Victor disse que grupos islâmicos estavam espalhando informações falsas de que as minorias queriam que as leis sobre blasfêmia fossem abolidas.
“Nós não levantamos o slogan para abolir ou revogar a lei da blasfêmia. Nosso slogan era que se você registrar uma queixa, deixe os tribunais fazerem o trabalho deles. Não queime Jaranwala , não queime Nazeer Masih Gill ”, ele disse, referindo-se aos ataques da multidão contra cristãos. “Aqueles que queimaram minha Bíblia, profanaram minha cruz e queimaram minha igreja, esses não são atos de blasfêmia?
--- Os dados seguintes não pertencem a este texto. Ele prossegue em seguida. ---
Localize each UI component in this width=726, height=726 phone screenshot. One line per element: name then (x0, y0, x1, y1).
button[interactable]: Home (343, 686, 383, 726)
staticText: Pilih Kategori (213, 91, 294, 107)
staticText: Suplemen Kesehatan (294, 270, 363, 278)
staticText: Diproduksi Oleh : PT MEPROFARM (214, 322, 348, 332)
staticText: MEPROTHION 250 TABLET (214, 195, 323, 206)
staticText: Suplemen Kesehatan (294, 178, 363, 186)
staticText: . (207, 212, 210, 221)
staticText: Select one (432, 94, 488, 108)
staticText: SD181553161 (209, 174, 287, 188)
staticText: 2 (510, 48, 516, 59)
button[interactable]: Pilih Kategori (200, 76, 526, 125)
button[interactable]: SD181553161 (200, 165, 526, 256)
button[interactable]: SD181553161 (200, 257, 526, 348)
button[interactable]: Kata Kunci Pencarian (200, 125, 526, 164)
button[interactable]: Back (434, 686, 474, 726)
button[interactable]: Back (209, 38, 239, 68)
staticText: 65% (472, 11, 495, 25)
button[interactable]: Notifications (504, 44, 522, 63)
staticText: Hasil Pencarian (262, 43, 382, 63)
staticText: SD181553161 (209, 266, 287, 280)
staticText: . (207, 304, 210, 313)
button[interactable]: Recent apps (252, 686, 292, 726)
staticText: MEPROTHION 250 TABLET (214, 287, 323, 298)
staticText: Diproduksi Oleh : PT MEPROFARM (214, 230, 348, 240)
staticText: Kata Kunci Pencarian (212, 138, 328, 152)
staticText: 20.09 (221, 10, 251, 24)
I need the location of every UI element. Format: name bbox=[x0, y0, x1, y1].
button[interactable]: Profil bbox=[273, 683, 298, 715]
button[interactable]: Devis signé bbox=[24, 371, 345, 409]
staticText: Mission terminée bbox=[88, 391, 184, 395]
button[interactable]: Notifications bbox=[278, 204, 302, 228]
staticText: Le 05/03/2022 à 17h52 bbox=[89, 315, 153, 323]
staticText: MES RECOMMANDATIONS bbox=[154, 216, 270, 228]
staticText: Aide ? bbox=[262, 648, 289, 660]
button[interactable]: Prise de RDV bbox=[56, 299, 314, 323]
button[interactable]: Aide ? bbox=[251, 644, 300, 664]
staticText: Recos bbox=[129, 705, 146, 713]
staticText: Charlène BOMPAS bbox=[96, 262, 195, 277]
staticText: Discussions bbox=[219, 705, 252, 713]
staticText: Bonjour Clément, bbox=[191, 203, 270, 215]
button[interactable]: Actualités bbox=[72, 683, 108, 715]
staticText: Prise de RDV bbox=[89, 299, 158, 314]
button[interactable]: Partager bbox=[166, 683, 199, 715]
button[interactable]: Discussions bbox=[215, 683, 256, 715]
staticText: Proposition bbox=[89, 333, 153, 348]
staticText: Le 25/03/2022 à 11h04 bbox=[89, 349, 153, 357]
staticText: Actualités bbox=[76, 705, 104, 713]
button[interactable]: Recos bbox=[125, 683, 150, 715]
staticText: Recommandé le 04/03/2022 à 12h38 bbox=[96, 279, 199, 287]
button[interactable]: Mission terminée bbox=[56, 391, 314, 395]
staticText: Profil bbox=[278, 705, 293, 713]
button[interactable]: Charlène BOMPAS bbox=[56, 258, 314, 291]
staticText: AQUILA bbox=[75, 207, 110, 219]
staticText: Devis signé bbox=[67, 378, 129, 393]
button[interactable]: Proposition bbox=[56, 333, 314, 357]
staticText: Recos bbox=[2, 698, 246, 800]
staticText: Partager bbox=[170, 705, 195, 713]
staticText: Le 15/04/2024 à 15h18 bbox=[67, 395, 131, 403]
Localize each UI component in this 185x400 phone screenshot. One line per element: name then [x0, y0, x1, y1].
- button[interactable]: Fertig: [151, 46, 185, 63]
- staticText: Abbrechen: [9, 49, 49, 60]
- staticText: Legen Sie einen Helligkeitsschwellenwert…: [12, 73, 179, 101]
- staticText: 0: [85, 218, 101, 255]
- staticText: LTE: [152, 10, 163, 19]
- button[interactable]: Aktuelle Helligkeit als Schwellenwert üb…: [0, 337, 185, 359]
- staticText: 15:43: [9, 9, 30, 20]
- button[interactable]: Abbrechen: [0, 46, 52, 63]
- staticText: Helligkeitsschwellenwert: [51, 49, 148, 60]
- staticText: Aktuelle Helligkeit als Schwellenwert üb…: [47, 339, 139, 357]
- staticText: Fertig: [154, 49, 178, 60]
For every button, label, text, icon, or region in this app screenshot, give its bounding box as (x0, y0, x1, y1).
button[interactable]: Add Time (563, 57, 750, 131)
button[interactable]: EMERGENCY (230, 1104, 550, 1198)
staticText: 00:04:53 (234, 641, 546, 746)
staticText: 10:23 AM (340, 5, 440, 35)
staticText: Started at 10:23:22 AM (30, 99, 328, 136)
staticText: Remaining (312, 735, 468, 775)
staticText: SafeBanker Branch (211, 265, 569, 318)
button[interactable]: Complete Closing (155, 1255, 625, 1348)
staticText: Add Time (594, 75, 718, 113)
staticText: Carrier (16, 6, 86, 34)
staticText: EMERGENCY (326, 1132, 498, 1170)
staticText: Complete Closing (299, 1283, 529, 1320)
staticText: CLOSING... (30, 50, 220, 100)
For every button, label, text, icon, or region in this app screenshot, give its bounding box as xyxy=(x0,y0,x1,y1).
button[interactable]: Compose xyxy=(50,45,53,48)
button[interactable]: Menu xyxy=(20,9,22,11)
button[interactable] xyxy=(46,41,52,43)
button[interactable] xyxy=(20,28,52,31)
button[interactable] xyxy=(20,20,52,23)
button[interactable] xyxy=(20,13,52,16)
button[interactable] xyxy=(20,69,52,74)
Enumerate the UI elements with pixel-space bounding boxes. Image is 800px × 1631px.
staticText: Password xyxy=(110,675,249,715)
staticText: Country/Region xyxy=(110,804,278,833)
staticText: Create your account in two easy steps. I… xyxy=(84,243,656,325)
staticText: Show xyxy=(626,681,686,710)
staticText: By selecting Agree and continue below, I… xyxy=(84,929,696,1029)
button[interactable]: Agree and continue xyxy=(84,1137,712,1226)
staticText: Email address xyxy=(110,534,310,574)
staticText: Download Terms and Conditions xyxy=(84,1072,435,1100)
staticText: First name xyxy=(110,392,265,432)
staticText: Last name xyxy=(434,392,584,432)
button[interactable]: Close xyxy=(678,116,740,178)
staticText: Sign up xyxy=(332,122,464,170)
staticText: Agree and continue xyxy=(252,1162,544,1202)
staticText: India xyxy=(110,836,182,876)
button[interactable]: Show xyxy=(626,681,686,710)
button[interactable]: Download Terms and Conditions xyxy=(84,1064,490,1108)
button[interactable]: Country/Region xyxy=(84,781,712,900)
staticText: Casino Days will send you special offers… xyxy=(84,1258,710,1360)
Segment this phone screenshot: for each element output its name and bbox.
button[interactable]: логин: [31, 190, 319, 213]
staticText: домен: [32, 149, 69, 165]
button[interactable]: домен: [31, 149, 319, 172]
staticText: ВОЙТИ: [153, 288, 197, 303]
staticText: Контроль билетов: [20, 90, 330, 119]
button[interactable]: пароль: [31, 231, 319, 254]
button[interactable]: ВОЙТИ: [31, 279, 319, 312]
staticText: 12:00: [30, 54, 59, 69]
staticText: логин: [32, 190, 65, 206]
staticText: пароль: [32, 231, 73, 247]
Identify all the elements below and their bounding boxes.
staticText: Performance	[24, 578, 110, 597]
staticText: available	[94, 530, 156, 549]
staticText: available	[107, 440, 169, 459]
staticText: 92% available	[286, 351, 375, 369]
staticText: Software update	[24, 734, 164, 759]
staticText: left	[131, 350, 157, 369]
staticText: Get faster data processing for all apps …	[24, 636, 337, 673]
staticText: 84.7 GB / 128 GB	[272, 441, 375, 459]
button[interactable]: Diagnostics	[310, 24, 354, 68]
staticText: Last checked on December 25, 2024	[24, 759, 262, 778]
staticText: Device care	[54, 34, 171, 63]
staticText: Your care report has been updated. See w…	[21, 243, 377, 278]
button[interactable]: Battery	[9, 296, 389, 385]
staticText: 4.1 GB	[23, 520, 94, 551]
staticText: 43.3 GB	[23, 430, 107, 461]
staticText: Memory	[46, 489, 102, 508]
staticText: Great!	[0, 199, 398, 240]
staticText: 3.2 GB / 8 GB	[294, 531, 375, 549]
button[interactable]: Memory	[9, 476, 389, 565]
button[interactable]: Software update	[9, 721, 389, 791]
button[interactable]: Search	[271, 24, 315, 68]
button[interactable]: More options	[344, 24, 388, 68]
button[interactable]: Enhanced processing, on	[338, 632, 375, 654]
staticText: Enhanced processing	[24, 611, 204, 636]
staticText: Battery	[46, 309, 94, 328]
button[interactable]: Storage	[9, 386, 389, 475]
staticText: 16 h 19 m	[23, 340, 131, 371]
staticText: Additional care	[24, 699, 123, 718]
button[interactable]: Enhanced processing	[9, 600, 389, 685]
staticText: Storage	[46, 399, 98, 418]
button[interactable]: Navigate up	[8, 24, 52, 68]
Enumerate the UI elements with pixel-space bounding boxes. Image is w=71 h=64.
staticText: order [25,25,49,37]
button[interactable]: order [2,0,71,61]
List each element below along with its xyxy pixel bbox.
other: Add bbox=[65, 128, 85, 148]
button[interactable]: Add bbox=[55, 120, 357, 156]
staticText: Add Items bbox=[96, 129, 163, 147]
Registre casos contra eles e puna-os também.”
O pastor Ghazala Shafique, ao discursar na reunião, criticou o governo por se retratar como religiosamente tolerante enquanto a “realidade no terreno era diferente”. “Queremos esse tipo de Paquistão onde não há discriminação em nome da religião”, ela disse. “É esse tipo de impressão que queremos dar ao mundo; por favor, faça esse tipo de política, planos de ação, estratégias que possam criar harmonia.”
O juiz Naimatullah Phulpoto, também discursou no evento. “A constituição do Paquistão garante todos os direitos às minorias”, ele disse, acrescentando que as minorias no Paquistão têm todos os direitos sociais e econômicos. “É responsabilidade do governo garantir esses direitos conforme a constituição.”
A renomada ativista muçulmana Sheema Kirmani também expressou preocupações sobre a falta de direitos devidos às minorias. “Teremos que explicar aos nossos filhos que a parte branca da bandeira do Paquistão representa as minorias”, disse ela.
Akmal Bhatti, disse que a sociedade paquistanesa caiu no extremismo e no terrorismo devido às políticas erradas de governos sucessivos.
“Ódio, preconceito e assassinatos em nome da religião estão aumentando dia a dia, instilando medo e insegurança nas comunidades minoritárias”, disse Bhatti, de acordo com uma declaração à imprensa. “A liderança política deve desempenhar seu papel para desenvolver o Paquistão na ideologia liberal e secular de Jinnah.”
Ele disse que, entre outras práticas discriminatórias, a adulteração de dados do censo populacional diminuiu a população declarada de cristãos, o que claramente mostrou uma mentalidade tendenciosa em relação às minorias. Ele pediu a todas as partes interessadas, incluindo órgãos governamentais, organizações da sociedade civil e o público em geral, que tomassem ações concertadas contra todas as questões discriminatórias.
Enquanto isso, em uma carta aberta no Dia Nacional das Minorias, a Comissão de Direitos Humanos do Paquistão (HRCP) instou o governo a tomar medidas imediatas para proteger os direitos das minorias religiosas no país.
O HRCP enfatizou que o direito de praticar, professar e propagar a própria religião foi consagrado nos Artigos 20 e 21 da Constituição do Paquistão como direitos fundamentais e foi confirmado pela Suprema Corte em várias decisões.
A carta destacou o aumento alarmante da violência da multidão, conversões forçadas, falsas alegações de blasfêmia, discurso de ódio e ataques a locais de culto. Ela afirmou que a atmosfera de medo e repressão era uma consequência da acomodação de longa data do estado paquistanês a grupos religiosos de extrema direita, levando a uma sociedade cada vez mais radicalizada.
Ela também pediu ao estado que assumisse uma posição firme contra discurso de ódio, incitação à violência e ataques de multidões, garantindo que os perpetradores sejam responsabilizados e que as vítimas sejam compensadas por qualquer perda de vida ou propriedade. A carta também exigiu responsabilização para aqueles que fazem falsas acusações de blasfêmia e pediu ao parlamento que debatesse o uso indevido das leis de blasfêmia.
O grupo também recomendou uma regulamentação rigorosa dos seminários religiosos para evitar que se tornem criadouros de ódio contra minorias e instou o governo a criminalizar as conversões forçadas, que afetam desproporcionalmente meninas e mulheres de comunidades minoritárias.